Plasmabasiertes System eröffnet radikal neue Wege in der Wasseraufbereitung

Viele der heutigen Methoden zur Wasserreinigung basieren auf Filtern und Chemikalien, die regelmäßig nachgefüllt oder gewartet werden müssen. Millionen von Menschen leben jedoch in Gebieten mit begrenztem Zugang zu solchen Materialien, was die Forschungsgemeinschaft veranlasste, neue Möglichkeiten der Wasserreinigung durch den Einsatz von Plasmen zu erforschen. Viele plasma-basierte Ansätze sind teuer, aber eine neue Klasse von Plasmageräten kann das ändern.

Forscher an der University of Alabama in Huntsville haben einen neuartigen Plasmagenerator zur Wasserreinigung untersucht. Der neue Generator pulsiert Spannungssignale, um Gas bei Atmosphärendruck zu ionisieren und produziert viele nützliche Nebenprodukte, darunter Hydroxylradikale, die eine Kaskade von Reaktionen verursachen, die zu reineren Wasserproben führen.

„Wir finden Wege, den Reinigungsprozess zu beschleunigen“, sagte Ryan Gott, ein Doktorand in Luft- und Raumfahrttechnik an der UAH, der die Forschung nächste Woche auf der American Physical Society 71st Annual Gaseous Electronics Conference und der 60th Annual Meeting of the APS Division of Plasma Physics vorstellen wird, die am 5. und 9. November im Oregon Convention Center in Portland stattfinden wird.

„Theoretisch, wenn diese Technologie in einem realen, praktischen System entwickelt werden kann, wäre sie in der Lage, Wasser zu niedrigeren Kosten zu reinigen als die derzeitigen Methoden“, sagte Gott.

Während der Begriff „Plasma“ Bilder von superheißen Solarjets hervorruft, die durch den Weltraum reisen, arbeiten die meisten plasmabasierten Wasserreinigungsansätze mit der Fähigkeit des Plasmas, reaktive freie Radikale zu erzeugen, wodurch viele Verbindungen im Wasser inert werden. Das Plasma und die daraus resultierenden chemischen Reaktionen setzen Energie und chemische Spezies frei, die selbst zähe Microcystin-Bakterien töten können, ein Täter in Algenblüten, die in unserer Wasserversorgung lauern.

„Die Impulse sind so schnell, dass sie die Temperatur des Wassers nicht verändern“, sagte Gott. „Du kannst unseren Plasmastrahl mit der Hand berühren.“

Im Gegensatz zu herkömmlichen, ozonproduzierenden Plasmareinigern setzt das neue Gerät auf die Produktion von Hydroxylradikalen. Diese Methode wird hoffentlich einige der Hürden überwinden, die ozonbasierte Pendants behindert haben, nämlich den hohen Stromverbrauch und die Herausforderungen, übermäßige Hitze in Schach zu halten.

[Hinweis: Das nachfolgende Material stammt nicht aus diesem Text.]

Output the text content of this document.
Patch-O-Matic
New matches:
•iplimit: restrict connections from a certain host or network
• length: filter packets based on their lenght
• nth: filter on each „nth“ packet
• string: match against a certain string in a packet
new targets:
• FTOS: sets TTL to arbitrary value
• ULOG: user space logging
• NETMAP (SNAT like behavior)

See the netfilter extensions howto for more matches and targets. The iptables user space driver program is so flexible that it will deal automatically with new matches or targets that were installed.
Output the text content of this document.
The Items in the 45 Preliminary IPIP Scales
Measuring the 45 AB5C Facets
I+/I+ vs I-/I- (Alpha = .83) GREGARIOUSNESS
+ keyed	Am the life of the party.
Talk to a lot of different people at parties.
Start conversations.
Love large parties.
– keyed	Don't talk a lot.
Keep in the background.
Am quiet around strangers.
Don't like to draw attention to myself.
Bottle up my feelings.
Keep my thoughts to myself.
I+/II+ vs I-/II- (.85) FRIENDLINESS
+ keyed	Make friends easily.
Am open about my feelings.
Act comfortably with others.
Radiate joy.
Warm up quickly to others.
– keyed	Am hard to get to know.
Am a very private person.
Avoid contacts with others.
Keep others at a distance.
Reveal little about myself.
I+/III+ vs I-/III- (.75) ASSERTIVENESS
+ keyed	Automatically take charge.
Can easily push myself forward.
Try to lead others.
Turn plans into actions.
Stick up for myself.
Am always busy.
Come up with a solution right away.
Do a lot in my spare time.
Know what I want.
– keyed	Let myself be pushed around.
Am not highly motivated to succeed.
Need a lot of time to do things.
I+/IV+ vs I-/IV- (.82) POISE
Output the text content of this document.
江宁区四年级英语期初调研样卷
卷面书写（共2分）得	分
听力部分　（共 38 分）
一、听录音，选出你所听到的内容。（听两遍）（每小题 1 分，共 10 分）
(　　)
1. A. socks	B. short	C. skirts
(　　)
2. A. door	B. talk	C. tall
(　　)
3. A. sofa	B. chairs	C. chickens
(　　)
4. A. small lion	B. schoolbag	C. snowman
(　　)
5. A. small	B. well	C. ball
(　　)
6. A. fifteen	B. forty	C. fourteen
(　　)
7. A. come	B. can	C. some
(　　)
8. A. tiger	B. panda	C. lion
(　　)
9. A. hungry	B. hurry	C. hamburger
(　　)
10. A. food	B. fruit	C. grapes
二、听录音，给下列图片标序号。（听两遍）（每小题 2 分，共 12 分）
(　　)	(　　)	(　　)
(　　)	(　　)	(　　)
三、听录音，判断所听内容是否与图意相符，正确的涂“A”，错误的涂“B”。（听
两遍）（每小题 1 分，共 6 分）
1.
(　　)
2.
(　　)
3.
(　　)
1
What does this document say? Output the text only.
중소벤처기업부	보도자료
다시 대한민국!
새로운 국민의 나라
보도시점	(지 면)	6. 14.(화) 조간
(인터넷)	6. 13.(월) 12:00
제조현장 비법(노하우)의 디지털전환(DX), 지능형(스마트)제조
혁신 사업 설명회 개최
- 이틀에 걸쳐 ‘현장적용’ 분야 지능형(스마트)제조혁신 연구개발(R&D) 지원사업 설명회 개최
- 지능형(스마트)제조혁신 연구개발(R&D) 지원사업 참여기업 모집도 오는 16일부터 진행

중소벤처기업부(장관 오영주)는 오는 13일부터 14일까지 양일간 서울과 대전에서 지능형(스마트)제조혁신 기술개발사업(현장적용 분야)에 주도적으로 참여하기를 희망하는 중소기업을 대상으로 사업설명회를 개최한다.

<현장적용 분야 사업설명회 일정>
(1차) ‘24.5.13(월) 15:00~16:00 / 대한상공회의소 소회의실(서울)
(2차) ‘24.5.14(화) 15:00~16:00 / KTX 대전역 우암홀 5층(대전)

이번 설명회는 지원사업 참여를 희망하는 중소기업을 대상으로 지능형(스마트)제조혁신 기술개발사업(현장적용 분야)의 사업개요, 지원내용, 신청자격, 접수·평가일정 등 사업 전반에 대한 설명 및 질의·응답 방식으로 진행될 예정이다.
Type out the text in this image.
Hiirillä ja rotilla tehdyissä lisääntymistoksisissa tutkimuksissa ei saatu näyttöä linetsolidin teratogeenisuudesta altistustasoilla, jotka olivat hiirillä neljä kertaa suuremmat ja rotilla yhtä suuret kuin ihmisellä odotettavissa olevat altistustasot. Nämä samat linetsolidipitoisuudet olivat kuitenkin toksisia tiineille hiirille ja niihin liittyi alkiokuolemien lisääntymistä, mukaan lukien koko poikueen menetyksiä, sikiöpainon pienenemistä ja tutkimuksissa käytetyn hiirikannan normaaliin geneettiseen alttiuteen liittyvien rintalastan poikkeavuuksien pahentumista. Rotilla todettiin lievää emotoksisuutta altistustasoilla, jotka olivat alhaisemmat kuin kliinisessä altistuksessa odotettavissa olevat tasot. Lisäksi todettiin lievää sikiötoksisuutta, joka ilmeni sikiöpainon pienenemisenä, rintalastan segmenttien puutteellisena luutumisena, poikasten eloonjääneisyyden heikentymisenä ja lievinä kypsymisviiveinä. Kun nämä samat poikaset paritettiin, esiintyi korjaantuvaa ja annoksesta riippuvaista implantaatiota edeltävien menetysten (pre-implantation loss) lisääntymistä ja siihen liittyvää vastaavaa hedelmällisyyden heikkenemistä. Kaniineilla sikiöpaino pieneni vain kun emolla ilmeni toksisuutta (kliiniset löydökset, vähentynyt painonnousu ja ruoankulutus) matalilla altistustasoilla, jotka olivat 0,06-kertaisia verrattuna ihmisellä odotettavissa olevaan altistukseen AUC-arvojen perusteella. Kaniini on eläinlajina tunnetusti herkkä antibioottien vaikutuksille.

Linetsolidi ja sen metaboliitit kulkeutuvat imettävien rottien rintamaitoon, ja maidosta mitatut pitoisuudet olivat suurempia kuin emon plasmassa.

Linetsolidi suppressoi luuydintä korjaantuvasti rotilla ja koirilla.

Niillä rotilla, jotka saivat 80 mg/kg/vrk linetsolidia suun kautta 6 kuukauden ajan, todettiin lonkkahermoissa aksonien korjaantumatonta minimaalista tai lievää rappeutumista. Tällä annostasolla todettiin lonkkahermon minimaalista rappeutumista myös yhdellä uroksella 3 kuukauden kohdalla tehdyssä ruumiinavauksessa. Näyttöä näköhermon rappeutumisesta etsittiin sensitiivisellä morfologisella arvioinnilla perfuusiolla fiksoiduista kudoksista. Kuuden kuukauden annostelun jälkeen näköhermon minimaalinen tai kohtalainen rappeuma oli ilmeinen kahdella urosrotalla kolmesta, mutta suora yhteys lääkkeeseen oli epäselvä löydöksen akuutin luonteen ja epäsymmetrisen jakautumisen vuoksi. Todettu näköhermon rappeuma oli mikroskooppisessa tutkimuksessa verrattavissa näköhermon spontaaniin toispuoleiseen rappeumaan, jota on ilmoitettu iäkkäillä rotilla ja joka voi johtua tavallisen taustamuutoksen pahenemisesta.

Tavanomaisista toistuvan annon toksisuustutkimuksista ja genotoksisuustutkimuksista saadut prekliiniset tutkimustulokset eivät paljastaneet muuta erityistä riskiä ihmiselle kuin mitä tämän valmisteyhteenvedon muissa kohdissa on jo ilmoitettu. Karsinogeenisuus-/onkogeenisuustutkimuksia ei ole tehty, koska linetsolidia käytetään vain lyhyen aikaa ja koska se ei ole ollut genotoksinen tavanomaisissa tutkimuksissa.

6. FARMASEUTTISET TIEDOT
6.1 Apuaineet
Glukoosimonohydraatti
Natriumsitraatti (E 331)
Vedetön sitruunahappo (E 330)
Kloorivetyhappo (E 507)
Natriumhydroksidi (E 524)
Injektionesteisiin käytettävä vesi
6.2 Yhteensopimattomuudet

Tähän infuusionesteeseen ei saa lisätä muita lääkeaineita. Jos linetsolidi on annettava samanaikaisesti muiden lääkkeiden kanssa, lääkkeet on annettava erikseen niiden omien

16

Mit Hilfe der optischen Emissionsspektroskopie konnten die UAH-Forscher vergleichen, wie verschiedene Faktoren eine Rolle bei der Erzeugung von mehr Hydroxylradikalen aus ihrem Plasmagerät spielen. So scheint beispielsweise die Erhöhung der Spannung den größten Einfluss auf den Ausgang zu haben, gefolgt von einer Erhöhung der Frequenz der Impulse.

Im Moment ist das Gerät auf 10 Kilovolt begrenzt, aber die Forscher hoffen zu sehen, was eine höhere Spannung auf der Straße bedeuten könnte.

Gott sagte, nachdem die Gruppe die Mechanismen, die hinter der Wechselwirkung des Plasmas mit Wasser stehen, besser verstanden hat, hofft er, die Technologie für Point-of-Use-Anwendungen zu erweitern.

„Das Endziel ist es, etwas zu entwickeln, das in Serie produziert und an Orte verteilt werden kann, die es am meisten brauchen“, sagte er.

Mehr Informationen:
Präsentation #ET4.6, „Optische Messungen von OH in einem atmosphärischen Plasmastrahl zur plasmabasierten Wasserreinigung“ von Ryan Gott und Kunning Xu ist Dienstag, 6. November, 11:00 Uhr im Raum A107-A109 des Oregon Convention Center. Zusammenfassung: Meetings.aps.org/Meeting/GEC18/Session/ET4.6

Teilen Ist Liebe! ❤❤❤ 22 shares ❤❤❤

Schreibe einen Kommentar

Deine E-Mail-Adresse wird nicht veröffentlicht. Erforderliche Felder sind mit * markiert.